The Working Waterfront

Numbers don’t always accurately tell our stories

Rural communities can be misrepresented in data collection

Kate Tagai
Posted 2021-06-03
Last Modified 2021-07-01

Data collection may seem like an exacting approach in capturing community reality, but if the measuring tool does not match what is being measured, inequity can result. As Catherine D’Ignazio, in a presentation on Data Feminism sponsored by the Data Innovation Project, put it: “What gets counted, counts.”

Because of this, small communities are at risk of being left behind if the data can’t accurately represent them. They aren’t getting counted and so they don’t count. How can we get better data that is more equitable?

Oversampling is one method that prioritizes collecting data from underrepresented groups so it makes up a larger portion of the data set.

The high margin of error in the data because of the small sample size makes it unreliable.

A bias is introduced toward the smaller population in the collection phase and then that bias is accounted for by weighting the over-sampled data when it is analyzed. The results don’t change, but the quality and useability increases.

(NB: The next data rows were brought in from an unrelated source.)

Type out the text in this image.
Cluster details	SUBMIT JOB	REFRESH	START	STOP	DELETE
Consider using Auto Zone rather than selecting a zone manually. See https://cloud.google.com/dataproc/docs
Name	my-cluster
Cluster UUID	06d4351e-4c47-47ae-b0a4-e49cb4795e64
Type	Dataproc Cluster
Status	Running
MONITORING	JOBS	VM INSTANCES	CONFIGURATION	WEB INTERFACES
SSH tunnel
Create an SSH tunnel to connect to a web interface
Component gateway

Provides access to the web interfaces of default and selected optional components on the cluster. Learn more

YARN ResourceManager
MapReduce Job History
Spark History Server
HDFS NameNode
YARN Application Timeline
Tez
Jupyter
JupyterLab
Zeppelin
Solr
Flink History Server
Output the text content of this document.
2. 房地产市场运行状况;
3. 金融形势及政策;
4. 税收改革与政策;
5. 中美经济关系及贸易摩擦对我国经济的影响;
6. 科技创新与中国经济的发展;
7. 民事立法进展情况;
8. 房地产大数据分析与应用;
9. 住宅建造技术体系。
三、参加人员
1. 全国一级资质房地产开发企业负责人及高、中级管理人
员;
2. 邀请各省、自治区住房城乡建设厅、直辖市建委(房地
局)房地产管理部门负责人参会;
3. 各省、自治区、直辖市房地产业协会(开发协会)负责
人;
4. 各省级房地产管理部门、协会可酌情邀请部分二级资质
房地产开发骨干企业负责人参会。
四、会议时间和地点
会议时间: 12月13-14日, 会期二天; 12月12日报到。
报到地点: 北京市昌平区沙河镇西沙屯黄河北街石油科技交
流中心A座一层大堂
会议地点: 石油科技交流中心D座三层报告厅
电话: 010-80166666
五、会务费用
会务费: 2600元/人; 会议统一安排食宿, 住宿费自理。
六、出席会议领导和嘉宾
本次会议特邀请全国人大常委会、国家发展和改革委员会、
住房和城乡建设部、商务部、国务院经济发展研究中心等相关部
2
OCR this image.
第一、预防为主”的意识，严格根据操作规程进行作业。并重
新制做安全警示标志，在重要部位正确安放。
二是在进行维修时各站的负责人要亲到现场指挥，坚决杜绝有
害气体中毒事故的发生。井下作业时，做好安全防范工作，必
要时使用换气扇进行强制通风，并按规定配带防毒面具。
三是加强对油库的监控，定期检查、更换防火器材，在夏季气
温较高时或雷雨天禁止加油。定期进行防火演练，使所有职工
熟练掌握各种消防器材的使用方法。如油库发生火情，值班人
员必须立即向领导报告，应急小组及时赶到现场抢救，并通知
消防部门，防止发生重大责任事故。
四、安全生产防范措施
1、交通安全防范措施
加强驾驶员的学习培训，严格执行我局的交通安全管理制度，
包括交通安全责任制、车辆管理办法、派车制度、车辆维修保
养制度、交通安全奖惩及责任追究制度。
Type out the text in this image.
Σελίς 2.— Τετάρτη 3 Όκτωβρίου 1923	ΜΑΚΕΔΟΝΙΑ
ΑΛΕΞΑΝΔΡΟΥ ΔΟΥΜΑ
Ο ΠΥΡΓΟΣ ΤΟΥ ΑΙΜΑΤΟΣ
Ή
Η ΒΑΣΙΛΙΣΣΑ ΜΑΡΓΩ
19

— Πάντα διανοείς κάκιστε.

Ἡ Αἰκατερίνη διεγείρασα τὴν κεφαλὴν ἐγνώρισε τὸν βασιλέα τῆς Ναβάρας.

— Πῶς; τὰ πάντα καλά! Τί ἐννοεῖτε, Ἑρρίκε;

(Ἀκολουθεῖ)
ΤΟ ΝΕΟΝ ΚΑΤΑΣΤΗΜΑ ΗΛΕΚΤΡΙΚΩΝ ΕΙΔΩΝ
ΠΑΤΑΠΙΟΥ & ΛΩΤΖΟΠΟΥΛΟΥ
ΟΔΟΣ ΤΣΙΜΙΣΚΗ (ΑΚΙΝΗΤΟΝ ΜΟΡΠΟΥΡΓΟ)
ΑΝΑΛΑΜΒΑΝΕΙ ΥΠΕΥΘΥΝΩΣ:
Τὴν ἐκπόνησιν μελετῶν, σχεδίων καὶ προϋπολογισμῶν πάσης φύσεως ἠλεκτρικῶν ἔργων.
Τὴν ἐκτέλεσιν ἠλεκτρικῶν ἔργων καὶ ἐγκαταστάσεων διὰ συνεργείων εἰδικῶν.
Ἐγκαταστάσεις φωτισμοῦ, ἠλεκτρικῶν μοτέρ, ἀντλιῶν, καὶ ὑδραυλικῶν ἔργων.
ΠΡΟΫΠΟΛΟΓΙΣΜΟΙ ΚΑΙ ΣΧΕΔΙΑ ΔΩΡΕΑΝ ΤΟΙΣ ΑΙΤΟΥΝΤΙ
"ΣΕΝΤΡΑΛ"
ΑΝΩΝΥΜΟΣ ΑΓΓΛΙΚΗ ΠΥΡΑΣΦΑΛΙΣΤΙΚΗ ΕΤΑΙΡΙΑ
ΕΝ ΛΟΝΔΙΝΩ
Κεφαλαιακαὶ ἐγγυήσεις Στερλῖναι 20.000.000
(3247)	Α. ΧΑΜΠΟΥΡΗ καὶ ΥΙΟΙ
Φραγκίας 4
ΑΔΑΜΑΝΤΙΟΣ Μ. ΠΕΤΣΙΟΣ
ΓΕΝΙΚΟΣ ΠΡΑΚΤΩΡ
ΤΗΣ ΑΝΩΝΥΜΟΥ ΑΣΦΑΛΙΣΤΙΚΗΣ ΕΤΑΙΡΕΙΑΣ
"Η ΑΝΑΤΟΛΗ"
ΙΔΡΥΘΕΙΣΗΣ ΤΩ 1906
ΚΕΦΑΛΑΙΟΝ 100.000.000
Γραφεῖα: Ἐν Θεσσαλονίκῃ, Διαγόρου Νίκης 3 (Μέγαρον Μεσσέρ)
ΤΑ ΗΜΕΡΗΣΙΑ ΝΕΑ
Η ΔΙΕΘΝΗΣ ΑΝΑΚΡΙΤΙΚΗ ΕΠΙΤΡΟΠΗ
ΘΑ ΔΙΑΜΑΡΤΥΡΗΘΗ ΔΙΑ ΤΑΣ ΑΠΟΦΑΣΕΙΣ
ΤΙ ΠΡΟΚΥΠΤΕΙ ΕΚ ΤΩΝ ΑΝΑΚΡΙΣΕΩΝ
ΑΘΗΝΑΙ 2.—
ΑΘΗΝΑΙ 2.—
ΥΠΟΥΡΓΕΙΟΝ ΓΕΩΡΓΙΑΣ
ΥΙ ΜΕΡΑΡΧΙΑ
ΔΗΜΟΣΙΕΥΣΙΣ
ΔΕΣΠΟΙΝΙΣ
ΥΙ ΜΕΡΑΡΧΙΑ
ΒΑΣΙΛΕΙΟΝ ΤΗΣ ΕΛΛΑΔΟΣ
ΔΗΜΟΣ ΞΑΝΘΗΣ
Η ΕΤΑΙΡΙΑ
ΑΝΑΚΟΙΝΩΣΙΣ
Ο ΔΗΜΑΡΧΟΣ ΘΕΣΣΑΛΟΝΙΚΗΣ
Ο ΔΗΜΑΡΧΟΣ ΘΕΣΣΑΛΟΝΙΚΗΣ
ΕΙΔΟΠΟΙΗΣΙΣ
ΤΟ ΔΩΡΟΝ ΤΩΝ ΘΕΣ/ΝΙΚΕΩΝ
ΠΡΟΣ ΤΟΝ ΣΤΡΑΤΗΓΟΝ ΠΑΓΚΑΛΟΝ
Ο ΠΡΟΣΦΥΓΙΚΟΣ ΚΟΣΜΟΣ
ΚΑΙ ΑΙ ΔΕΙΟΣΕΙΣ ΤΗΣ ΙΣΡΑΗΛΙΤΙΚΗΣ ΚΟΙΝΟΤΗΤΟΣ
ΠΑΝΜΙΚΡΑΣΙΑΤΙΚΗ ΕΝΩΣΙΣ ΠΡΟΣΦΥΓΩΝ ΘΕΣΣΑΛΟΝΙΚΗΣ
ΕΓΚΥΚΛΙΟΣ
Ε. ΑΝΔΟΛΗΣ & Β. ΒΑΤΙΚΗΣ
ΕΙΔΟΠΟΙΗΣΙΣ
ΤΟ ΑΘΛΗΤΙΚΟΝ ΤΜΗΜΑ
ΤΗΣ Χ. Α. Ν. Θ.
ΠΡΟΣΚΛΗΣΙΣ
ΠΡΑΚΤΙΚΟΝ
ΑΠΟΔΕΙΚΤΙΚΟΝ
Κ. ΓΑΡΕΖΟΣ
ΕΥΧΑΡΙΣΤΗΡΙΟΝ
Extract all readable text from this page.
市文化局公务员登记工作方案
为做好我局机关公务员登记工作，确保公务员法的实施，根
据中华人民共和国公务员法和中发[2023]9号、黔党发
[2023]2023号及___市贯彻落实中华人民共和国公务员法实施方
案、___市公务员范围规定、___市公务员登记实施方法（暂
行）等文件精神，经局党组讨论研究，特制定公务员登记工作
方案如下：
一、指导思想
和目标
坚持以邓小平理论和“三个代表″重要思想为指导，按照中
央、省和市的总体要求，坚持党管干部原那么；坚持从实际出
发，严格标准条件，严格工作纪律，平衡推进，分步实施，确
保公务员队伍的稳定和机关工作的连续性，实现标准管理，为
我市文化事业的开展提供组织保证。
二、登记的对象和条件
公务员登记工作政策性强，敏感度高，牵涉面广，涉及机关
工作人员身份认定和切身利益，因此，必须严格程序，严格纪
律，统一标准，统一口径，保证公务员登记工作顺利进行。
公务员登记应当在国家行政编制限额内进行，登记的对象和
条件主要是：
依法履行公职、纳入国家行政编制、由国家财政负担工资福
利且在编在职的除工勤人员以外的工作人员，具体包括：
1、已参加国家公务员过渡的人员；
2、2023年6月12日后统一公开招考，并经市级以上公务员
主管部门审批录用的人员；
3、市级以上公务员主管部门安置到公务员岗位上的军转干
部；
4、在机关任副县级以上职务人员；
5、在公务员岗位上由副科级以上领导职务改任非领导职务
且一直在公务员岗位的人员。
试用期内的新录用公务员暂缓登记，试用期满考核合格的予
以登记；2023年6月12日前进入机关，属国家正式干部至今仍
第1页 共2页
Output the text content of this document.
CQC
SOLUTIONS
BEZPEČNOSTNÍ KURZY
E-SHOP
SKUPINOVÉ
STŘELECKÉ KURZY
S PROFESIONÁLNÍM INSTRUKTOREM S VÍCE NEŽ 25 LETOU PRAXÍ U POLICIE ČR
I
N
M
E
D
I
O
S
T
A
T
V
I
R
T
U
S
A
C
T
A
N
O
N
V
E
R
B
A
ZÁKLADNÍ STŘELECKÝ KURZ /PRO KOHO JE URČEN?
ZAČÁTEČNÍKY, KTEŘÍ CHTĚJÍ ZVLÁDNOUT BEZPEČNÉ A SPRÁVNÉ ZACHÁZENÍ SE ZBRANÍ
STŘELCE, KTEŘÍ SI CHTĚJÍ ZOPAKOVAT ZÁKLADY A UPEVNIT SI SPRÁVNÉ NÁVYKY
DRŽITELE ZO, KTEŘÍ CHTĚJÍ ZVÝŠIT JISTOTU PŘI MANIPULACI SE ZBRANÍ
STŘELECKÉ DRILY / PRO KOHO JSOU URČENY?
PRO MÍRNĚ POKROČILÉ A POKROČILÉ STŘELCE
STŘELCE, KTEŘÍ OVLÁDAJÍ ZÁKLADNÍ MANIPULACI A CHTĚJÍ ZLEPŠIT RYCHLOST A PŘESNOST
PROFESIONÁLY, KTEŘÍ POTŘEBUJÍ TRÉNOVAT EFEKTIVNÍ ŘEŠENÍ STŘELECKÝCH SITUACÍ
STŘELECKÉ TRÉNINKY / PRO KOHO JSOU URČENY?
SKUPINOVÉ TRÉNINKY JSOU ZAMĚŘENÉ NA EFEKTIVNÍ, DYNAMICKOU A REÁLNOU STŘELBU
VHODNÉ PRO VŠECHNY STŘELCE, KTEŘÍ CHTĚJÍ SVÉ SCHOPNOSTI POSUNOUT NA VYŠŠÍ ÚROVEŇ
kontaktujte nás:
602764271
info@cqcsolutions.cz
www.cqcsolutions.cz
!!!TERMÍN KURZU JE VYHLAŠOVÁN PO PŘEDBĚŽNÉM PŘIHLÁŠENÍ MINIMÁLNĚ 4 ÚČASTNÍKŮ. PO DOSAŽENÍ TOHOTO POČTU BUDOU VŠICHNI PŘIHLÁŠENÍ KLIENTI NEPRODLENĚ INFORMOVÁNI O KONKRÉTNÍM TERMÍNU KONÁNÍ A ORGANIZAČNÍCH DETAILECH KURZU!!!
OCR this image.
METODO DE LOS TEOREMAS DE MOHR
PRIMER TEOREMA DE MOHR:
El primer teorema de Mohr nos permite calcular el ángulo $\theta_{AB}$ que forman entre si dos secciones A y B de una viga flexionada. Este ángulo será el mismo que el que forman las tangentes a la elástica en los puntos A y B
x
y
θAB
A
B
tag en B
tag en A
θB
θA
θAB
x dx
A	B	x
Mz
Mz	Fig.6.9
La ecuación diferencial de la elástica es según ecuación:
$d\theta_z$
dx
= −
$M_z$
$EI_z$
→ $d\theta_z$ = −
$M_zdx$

The American Community Survey (ACS) doesn’t use oversampling in its data collection methods, but if it did, the data would be more useful. The ACS tells us that in Knox County 1,989 people are between 25 and 29 years old. The margin of error is plus or minus 63 people. So, the number could actually be 2,052 or it could be 1,926, but we are reasonably confident that there are about 2,000 people in the county in that age range.

(ACS does sampling “based on different strata,” meaning it changes its sampling intensity based on previous response rates and other factors which is similar to oversampling.)

On Isle au Haut, the ACS shows there are nine people in that age range. But here the margin of error is plus or minus ten. So, the number of late 20-somethings on Isle au Haut could be 45 percent of the population or it could be zero. The high margin of error in the data because of the small sample size makes it unreliable.

If we are trying to use this data point to provide resources for people under 30, we can get reasonably close to providing the right amount if we use the county level data, but not at the town level.

Now, imagine if the ACS oversampled small communities like Isle au Haut to reduce the margin of error. If the margin of error could be reduced even a little, we would know with greater certainty the resources needed to serve people under 30.  The people would count.

This example demonstrates the challenge when working with data from small populations. In rural and island communities it is harder to get accurate data—data that drives decision making and investment, federal program eligibility, grant funding, and resource access.

The key is that oversampling does not bias the final results, even though we are collecting more data from the smaller populations: the results are weighted to bring them back in line with the distribution of the sample size within the overall population.

So, since the population of Isle au Haut makes up less than 1 percent of the county population, the results would still make up less than 1 percent of the data because the answers would be adjusted.

Oversampling is just one strategy for balancing data collection and making it more equitable, but it isn’t the only strategy. As we use data to inform important decisions, we need to ask ourselves critically, how can we collect data that accurately represents the communities where we live and work? How can we create data that helps us get resources where they are needed and breaks down barriers and bias rather than reinforcing them?

Data collection is costly and time consuming, but better data practices create greater equity. Let’s make sure what counts gets counted.

Kate Tagai is a senior community development officer with the Island Institute, publisher of The Working Waterfront. She focuses on education and leadership work.